From 806951228e08afd86962bbf26033d3346d244927 Mon Sep 17 00:00:00 2001
From: Jeffrey Blackburne <jblackburne@gmail.com>
Date: Sat, 23 Jul 2016 13:32:31 -0700
Subject: [PATCH 35/35] Added printf debug statements.

---
 sklearn/ensemble/tests/test_bagging.py | 13 ++++++++++++-
 1 file changed, 12 insertions(+), 1 deletion(-)

diff --git a/sklearn/ensemble/tests/test_bagging.py b/sklearn/ensemble/tests/test_bagging.py
index 5d85713a76210..67dde9bdf32e6 100644
--- a/sklearn/ensemble/tests/test_bagging.py
+++ b/sklearn/ensemble/tests/test_bagging.py
@@ -5,6 +5,8 @@
 # Author: Gilles Louppe
 # License: BSD 3 clause
 
+import sys
+
 import numpy as np
 
 from sklearn.base import BaseEstimator
@@ -419,40 +421,49 @@ def test_parallel_classification():
     X_train, X_test, y_train, y_test = train_test_split(iris.data,
                                                         iris.target,
                                                         random_state=rng)
-
+    print('nocats checkpoint 1', file=sys.stderr)
     ensemble = BaggingClassifier(DecisionTreeClassifier(),
                                  n_jobs=3,
                                  random_state=0).fit(X_train, y_train)
 
     # predict_proba
+    print('nocats checkpoint 2', file=sys.stderr)
     ensemble.set_params(n_jobs=1)
     y1 = ensemble.predict_proba(X_test)
+    print('nocats checkpoint 3', file=sys.stderr)

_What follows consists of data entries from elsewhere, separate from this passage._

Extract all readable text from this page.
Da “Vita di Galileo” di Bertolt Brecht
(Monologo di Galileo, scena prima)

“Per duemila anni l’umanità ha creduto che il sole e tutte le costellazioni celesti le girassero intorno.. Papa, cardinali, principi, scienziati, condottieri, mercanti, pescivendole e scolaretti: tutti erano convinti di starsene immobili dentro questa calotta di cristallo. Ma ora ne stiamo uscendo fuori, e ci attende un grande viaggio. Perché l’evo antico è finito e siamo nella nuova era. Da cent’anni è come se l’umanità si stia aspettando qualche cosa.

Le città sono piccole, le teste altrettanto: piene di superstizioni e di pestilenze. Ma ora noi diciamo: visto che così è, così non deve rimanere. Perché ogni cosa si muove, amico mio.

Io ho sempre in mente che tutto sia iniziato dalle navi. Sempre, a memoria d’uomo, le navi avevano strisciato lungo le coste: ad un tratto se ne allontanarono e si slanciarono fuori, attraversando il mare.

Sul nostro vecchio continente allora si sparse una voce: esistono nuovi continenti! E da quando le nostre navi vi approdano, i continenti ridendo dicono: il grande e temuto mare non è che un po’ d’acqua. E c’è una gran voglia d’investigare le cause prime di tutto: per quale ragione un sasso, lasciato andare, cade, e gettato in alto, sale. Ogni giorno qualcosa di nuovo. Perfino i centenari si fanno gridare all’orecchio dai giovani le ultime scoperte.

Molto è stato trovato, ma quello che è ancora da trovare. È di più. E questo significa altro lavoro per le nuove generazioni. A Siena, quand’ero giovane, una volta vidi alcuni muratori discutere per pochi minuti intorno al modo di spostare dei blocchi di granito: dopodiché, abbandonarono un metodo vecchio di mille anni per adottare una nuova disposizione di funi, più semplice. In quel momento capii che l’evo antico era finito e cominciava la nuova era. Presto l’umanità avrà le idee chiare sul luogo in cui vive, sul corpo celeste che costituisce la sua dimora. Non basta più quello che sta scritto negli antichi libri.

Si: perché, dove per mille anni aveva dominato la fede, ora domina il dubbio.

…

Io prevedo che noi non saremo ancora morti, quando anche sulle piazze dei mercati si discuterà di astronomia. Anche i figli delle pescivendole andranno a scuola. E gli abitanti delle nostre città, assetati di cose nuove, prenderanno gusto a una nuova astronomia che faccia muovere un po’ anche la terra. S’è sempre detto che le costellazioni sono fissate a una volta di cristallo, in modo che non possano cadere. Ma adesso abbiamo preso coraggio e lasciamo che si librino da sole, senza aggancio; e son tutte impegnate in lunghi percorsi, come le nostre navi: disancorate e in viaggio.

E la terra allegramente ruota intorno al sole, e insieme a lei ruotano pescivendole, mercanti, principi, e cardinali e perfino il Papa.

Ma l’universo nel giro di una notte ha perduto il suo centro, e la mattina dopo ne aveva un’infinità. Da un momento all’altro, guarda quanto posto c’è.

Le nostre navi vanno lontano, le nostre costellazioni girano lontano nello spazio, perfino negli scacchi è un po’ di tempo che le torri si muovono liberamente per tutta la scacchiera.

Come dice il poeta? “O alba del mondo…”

     ensemble.set_params(n_jobs=2)
     y2 = ensemble.predict_proba(X_test)
     assert_array_almost_equal(y1, y2)
 
+    print('nocats checkpoint 4', file=sys.stderr)
     ensemble = BaggingClassifier(DecisionTreeClassifier(),
                                  n_jobs=1,
                                  random_state=0).fit(X_train, y_train)
 
+    print('nocats checkpoint 5', file=sys.stderr)
     y3 = ensemble.predict_proba(X_test)
     assert_array_almost_equal(y1, y3)
 
     # decision_function
+    print('nocats checkpoint 6', file=sys.stderr)
     ensemble = BaggingClassifier(SVC(decision_function_shape='ovr'),
                                  n_jobs=3,
                                  random_state=0).fit(X_train, y_train)
 
+    print('nocats checkpoint 7', file=sys.stderr)
     ensemble.set_params(n_jobs=1)
     decisions1 = ensemble.decision_function(X_test)
+    print('nocats checkpoint 8', file=sys.stderr)
     ensemble.set_params(n_jobs=2)
     decisions2 = ensemble.decision_function(X_test)
     assert_array_almost_equal(decisions1, decisions2)
 
+    print('nocats checkpoint 9', file=sys.stderr)
     ensemble = BaggingClassifier(SVC(decision_function_shape='ovr'),
                                  n_jobs=1,
                                  random_state=0).fit(X_train, y_train)
 
+    print('nocats checkpoint 10', file=sys.stderr)
     decisions3 = ensemble.decision_function(X_test)
     assert_array_almost_equal(decisions1, decisions3)